Baca: Trump Berlakukan Kriteria Baru Visa AS untuk 6 Negara Muslim
Presiden Trump mengklaim larangan tersebut diperlukan untuk melindungi Amerika dari serangan teroris.
Putusan pengadilan itu merupakan kemenangan signifikan bagi pemerintahan Trump yang telah berjuang sepanjang tahun untuk memberlakukan kebijakan larangan masuk bagi warga dari 6 negara mayoritas Muslim itu.
Namun putusan Pengadilan Mahkamah ini belum final karena ada perlawanan hukum dari beberapa negara bagian terhadap kebijakan presiden Trump yang belum diketuk palu.

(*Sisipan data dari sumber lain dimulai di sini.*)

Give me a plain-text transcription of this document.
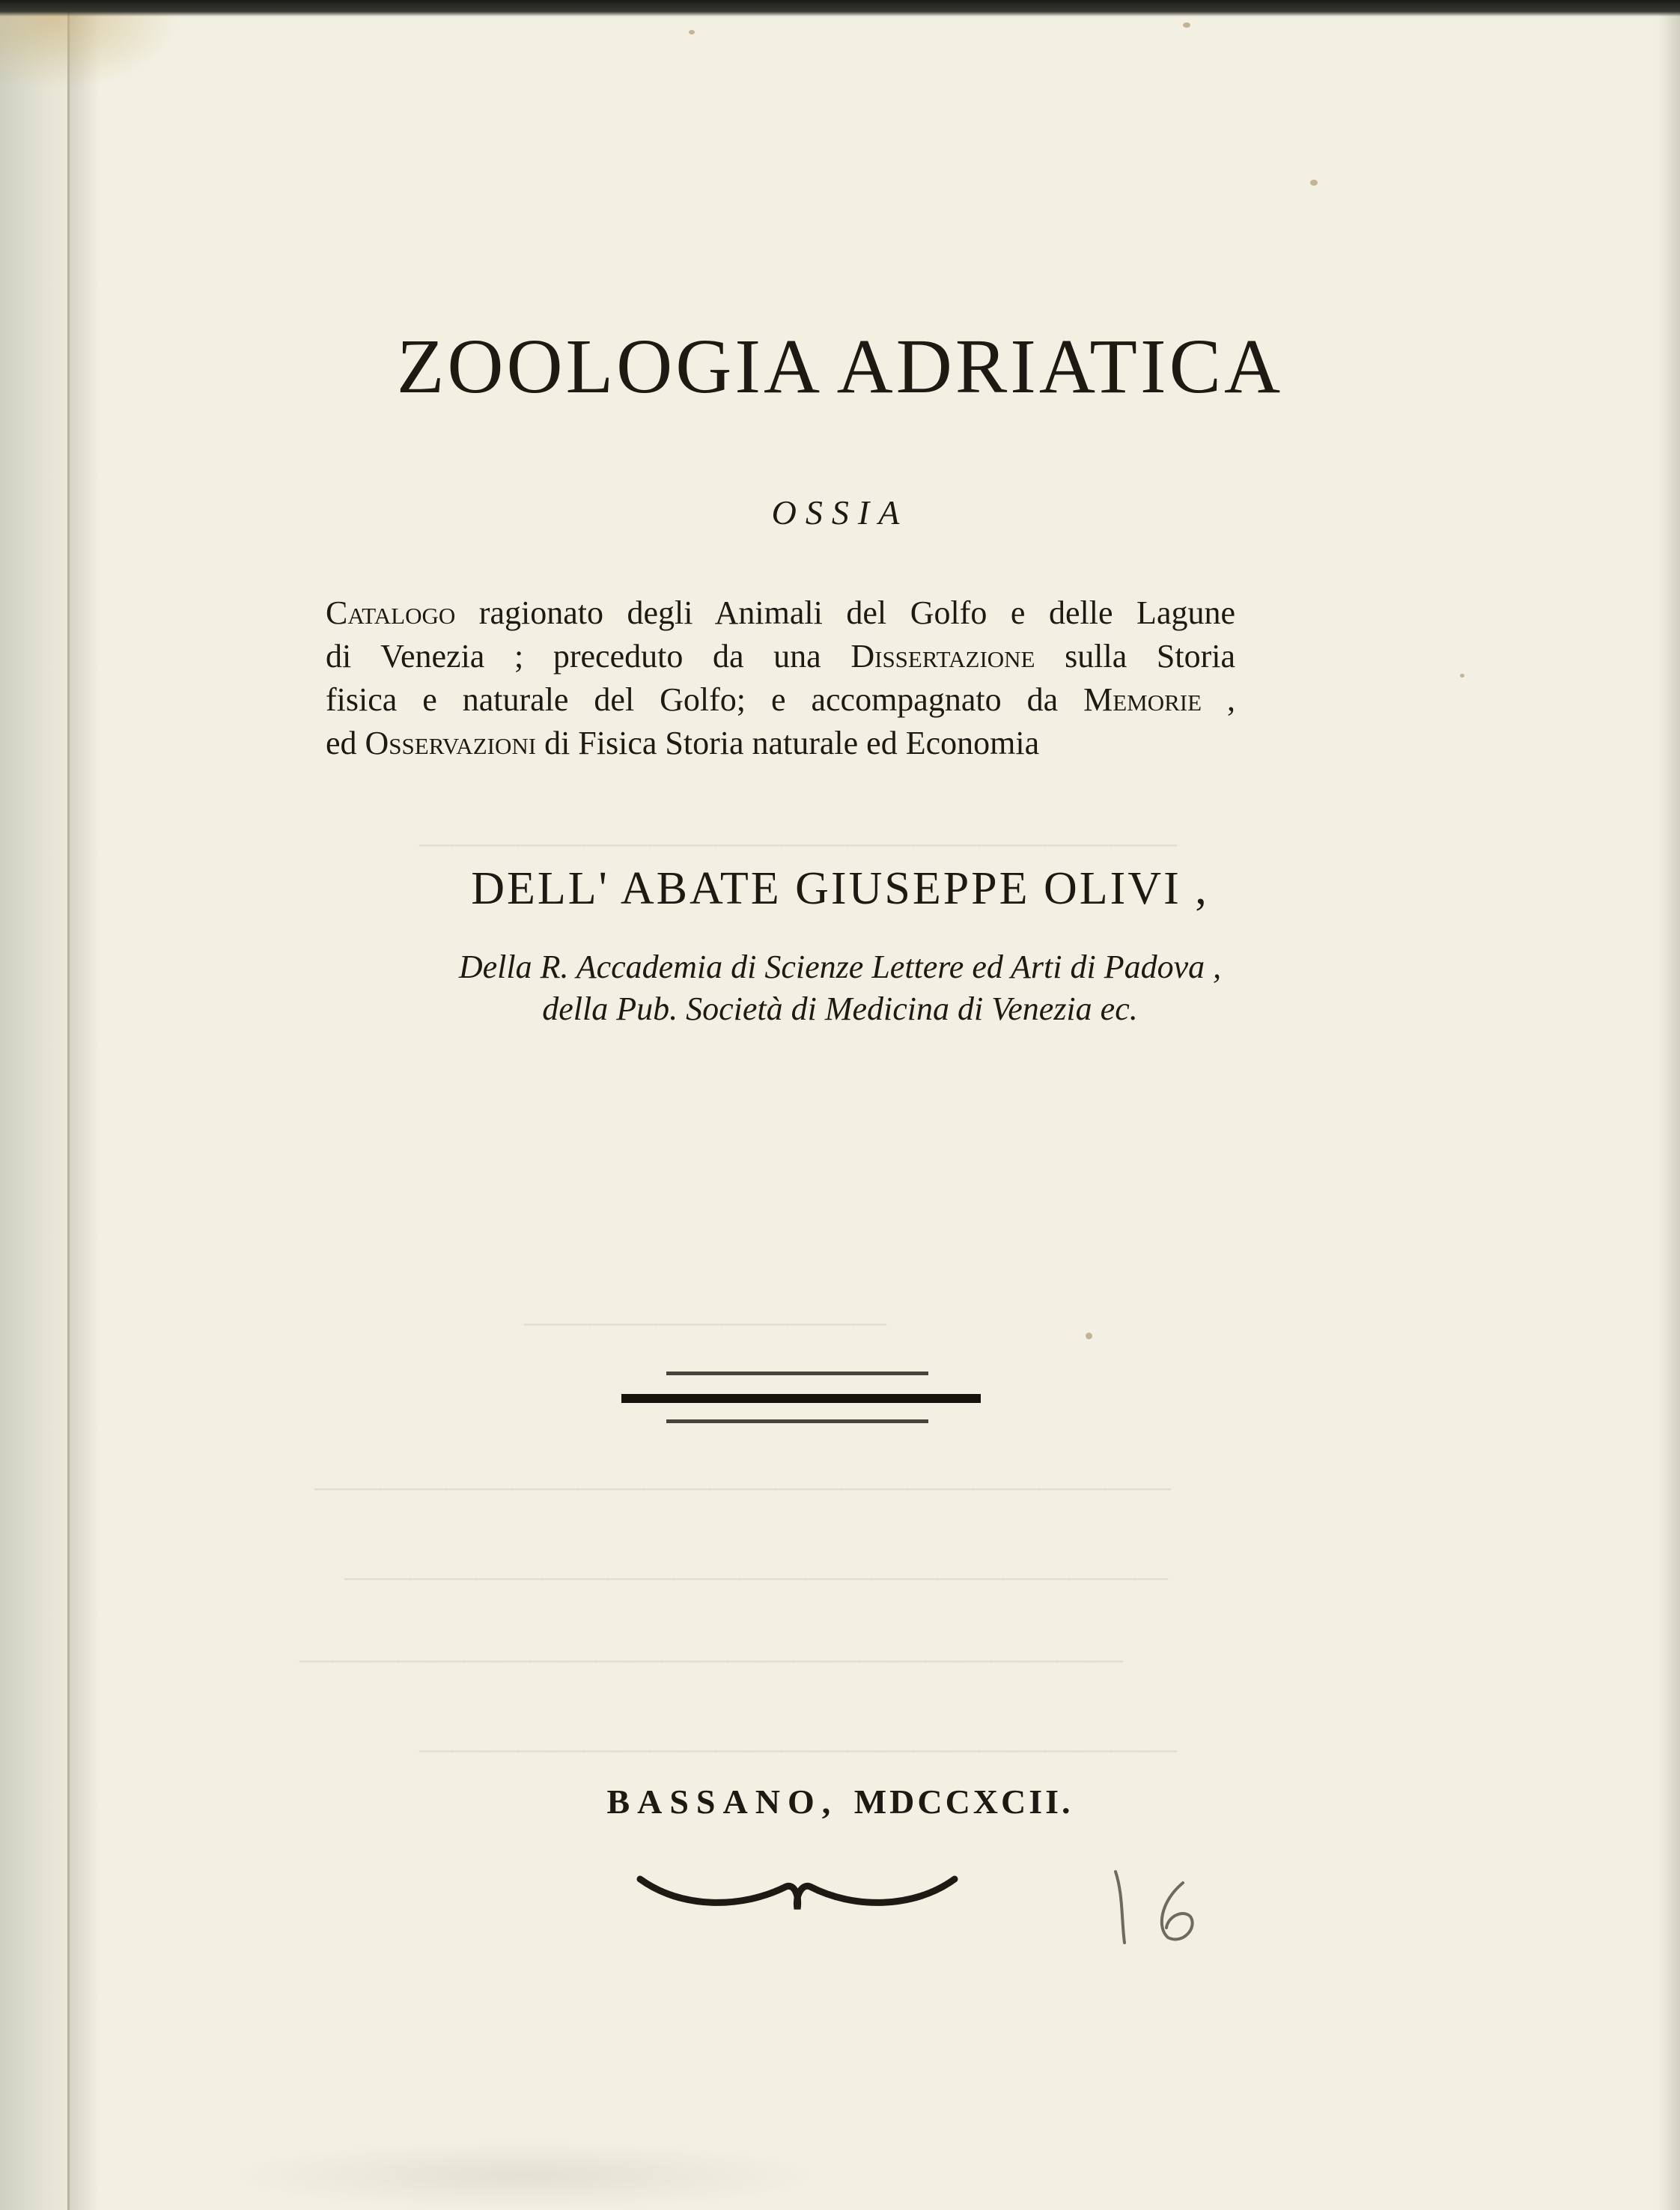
———————————————————————
———————————
——————————————————————————
—————————————————————————
—————————————————————————
———————————————————————
ZOOLOGIA ADRIATICA
OSSIA
Catalogo ragionato degli Animali del Golfo e delle Lagune
di Venezia ; preceduto da una Dissertazione sulla Storia
fisica e naturale del Golfo; e accompagnato da Memorie ,
ed Osservazioni di Fisica Storia naturale ed Economia
DELL' ABATE GIUSEPPE OLIVI ,
Della R. Accademia di Scienze Lettere ed Arti di Padova ,
della Pub. Società di Medicina di Venezia ec.
BASSANO, MDCCXCII.
16
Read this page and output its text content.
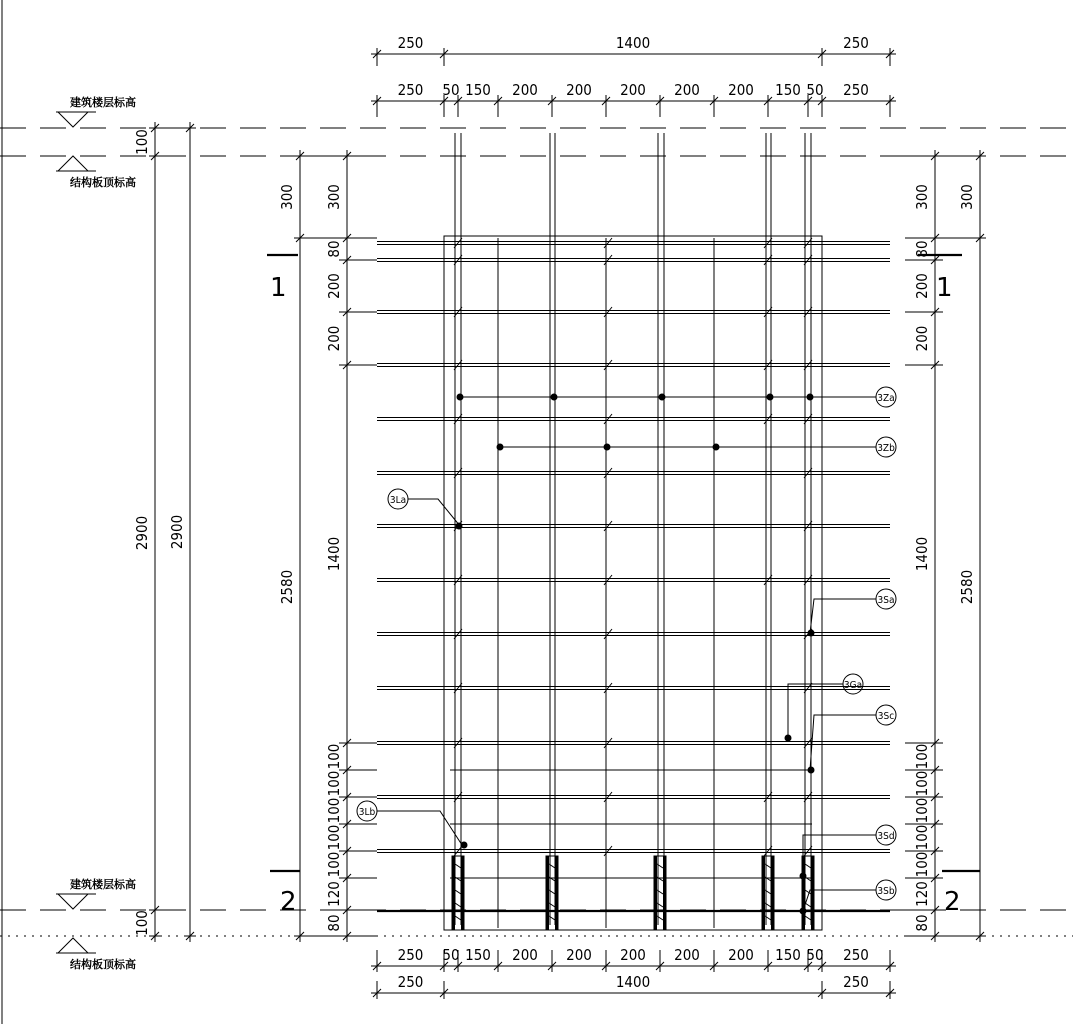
建筑楼层标高
结构板顶标高
建筑楼层标高
结构板顶标高
1	1
2	2
250	1400	250
250 50 150 200 200 200 200 200 150 50 250
250 50 150 200 200 200 200 200 150 50 250
250	1400	250
100
2900
100
2900
300
2580
300
80
200
200
1400
100
100
100
100
100
120
80
300
2580
300
80
200
200
1400
100
100
100
100
100
120
80
3Za
3Zb
3La
3Sa
3Ga
3Sc
3Lb
3Sd
3Sb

Baca: Negara yang Terkena Larangan Perjalanan Donald Trump Bertambah
Juru bicara Gedung Putih, Hogan Gidley mengatakan pihaknya tidak kaget dengan keputusan Pengadilan Mahkamah tentang larangan masuk warga dari enam negara Muslim sehubungan mencegah resiko terorisme masuk Amerika.
Sebelumnya, larangan ini dikritik oleh negara bagian Hawaii dan American Civil Liberties Union (ACLU). Menurut keduanya, larangan tersebut melanggar Konstitusi Amerika Serikat dengan mendiskriminasikan Muslim dan tidak diizinkan berdasarkan undang-undang imigrasi.
Kelompok oposisi mengatakan, aturan larangan masuk kepada 6 negara Muslim menunjukkan Trump bias terhadap Muslim. Setidaknya itu terbaca dari cuitannya di akun Twitter miliknya tentang tayangan video anti-Muslim.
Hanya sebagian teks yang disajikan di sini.